Thursday, September 1, 2011
Is your golf facility psychologically ready for change?
For most club businesses it’s so much easier to go back to the way things used to be. The thing about change is that it mostly strikes the psychological part of the system, and club leaders that charts the course of the club, must expect and properly handle the emotional ups and downs of the membership and the staff throughout the transition.
Just over the past few months, I’ve either been involved with or have witnessed the firing of key clubs staff, rebirth of entire organizations, layoffs, and repositioning of companies (yeah, those management companies are spending money like the 112th Congress). Although I personally enjoy the prospects of change, years of dealing with various clubs and organizational changes has taught me a lesson or two about dealing with the unsettling factors involved with major change within clubs. I’ll share a few of them here.
Deal with the fear of change. Your other option is stagnation which is much scarier. The way you can help the club and staff overcome the fear of change is to provide as many facts and analyses as is possible. The more knowledge everyone has, the less emotionally reactive they become.
Don’t act out of panic. You’re almost sure to make the absolutely wrong decision. Enough said?
Take things one step at a time. Keep a strategic view, make your plans, and then act accordingly. The longest journey begins with the first step.
Remove yourself from the situation. Pretend like you’re giving advice to someone else. I’m saying this from experience. Something happens when you’re removed from the situation – you become more rational and less impulsive in your decisions.
Get your staff on board during the planning process. You need the affected mangers and organization leaders on board to make successful transitions happen. They need to understand why the change needs to occur, where the organization is headed, and how you will get there in order to transmit the ideas throughout their respective departments. The more time you spend with them laying out the groundwork before the change occurs, the easier the transition.

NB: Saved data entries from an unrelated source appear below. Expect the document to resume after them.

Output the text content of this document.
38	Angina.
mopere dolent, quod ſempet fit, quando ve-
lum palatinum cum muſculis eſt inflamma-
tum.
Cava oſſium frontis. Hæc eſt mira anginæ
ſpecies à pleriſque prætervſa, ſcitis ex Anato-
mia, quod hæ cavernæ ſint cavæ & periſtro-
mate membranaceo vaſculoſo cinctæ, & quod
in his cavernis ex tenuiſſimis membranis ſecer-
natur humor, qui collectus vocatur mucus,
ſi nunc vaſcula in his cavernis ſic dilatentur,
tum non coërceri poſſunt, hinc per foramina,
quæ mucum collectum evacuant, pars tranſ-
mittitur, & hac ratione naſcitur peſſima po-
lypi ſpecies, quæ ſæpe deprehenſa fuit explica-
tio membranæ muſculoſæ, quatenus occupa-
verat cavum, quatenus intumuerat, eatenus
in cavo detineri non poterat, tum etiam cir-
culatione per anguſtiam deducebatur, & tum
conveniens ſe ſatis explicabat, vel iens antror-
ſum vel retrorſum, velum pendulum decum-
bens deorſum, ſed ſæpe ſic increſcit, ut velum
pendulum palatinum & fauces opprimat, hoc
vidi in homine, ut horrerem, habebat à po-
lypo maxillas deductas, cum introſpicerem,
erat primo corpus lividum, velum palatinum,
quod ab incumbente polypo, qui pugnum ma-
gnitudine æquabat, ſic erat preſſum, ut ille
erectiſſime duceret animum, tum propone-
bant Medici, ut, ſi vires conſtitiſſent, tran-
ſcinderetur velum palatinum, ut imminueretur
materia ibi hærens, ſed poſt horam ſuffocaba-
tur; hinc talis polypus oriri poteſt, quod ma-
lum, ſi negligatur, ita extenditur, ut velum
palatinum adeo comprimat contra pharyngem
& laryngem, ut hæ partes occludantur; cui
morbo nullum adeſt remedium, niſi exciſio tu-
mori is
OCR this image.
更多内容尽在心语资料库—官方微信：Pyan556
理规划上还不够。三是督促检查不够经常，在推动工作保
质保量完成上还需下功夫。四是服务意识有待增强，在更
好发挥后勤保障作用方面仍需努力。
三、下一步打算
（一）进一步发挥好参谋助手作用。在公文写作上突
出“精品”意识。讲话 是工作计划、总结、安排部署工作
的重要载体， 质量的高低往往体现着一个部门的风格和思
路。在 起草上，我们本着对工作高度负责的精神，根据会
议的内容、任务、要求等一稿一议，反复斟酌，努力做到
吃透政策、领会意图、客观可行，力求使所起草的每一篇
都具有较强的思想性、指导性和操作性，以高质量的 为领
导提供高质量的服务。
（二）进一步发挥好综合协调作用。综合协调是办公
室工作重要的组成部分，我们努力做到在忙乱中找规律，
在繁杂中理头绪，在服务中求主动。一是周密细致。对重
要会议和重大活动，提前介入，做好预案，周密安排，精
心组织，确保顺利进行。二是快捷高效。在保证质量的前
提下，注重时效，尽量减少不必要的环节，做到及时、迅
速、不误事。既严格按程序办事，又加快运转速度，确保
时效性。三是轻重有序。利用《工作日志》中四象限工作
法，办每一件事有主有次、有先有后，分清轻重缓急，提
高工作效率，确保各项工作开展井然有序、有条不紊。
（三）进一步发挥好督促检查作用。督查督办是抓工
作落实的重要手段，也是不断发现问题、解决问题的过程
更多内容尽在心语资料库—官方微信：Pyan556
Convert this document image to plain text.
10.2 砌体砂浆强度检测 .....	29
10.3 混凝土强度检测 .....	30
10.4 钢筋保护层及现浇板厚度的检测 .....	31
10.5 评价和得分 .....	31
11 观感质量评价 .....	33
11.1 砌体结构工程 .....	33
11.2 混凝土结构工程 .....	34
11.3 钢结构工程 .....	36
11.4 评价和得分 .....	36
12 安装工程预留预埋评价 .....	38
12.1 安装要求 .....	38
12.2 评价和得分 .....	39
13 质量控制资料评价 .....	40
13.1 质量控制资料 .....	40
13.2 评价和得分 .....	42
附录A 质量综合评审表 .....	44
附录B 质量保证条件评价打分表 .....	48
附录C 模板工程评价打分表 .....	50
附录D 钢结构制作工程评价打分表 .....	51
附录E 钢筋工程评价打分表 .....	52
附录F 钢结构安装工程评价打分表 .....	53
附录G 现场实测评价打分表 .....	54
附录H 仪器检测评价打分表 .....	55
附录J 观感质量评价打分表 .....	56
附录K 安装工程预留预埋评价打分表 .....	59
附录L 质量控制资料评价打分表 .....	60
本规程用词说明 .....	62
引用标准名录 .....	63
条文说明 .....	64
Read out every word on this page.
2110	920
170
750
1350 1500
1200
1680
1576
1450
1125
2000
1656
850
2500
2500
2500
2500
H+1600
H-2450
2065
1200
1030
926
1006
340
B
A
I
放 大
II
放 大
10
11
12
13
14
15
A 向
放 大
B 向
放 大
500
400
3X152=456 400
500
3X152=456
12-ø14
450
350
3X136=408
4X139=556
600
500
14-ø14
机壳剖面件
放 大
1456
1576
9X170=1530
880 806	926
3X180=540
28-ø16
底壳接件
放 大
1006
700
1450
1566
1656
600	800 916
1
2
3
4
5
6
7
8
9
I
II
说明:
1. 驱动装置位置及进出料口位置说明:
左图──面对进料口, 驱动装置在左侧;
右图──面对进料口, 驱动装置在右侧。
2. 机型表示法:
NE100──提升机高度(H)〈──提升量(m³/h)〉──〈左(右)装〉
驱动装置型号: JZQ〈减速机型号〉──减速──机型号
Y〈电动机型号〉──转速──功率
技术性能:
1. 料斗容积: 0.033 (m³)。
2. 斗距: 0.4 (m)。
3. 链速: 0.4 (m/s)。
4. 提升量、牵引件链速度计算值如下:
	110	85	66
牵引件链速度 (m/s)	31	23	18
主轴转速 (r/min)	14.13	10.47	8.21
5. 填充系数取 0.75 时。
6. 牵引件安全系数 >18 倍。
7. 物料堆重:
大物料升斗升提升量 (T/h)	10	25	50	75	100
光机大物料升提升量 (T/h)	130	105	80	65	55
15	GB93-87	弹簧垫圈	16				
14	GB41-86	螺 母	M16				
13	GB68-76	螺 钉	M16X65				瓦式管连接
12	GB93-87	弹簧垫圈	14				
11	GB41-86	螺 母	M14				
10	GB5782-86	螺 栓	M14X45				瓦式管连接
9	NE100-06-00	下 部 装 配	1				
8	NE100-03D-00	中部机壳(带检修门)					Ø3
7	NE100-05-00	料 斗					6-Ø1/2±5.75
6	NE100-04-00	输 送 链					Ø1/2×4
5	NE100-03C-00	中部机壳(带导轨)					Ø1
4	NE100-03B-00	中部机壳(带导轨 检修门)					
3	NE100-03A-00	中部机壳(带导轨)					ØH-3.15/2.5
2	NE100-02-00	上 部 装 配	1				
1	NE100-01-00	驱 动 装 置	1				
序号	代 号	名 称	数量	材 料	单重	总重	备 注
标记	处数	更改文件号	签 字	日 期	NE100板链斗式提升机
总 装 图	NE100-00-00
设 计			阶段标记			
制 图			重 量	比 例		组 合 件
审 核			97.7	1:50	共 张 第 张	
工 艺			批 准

Communicate, communicate, and communicate. Engage the organization throughout the change process both by talking and listening. This is no time to hide in your office, behind your computer screen. Pay particular attention to the quiet ones. They’re the ones listening to everyone else and can provide a wealth of information about the general morale and other on-goings within the club.
Expect problems. Know that things will go wrong. Your staff will get cold feet, the markets will change, and your finances won’t go as planned. It’s OK. Your plan should have wiggle room, but also, don’t beat yourself (or anyone else) up if things go slightly off course. Regroup and pull things back on course. You never know, you might even decide to change the intended course halfway through the process based on the new information.
Not everyone will be unhappy. Whenever I’m presenting to a group about a particular subject I always notice a few quietly nodding their heads. By tuning into the “Head Nodders” know that some of your staff is already on board to make these changes happen. Use them to help you in the change process. If they’re already nodding they most likely share your vision, and can help you during the transition.
The ending is just as important as the beginning. Once you’ve gone through some type of change process, don’t let the organization fall back into the old patterns otherwise your efforts will go to waste. Everything associated with the change process will feel a little shaky for a while. Make sure all the processes, new systems, and new positions are solidly in place before you relax and grab that cold frosty to celebrate.
Change, whatever it may be, is one thing that’s inevitable, the better we prepare to be agents of change the better and more valuable of a manager and a leader we become.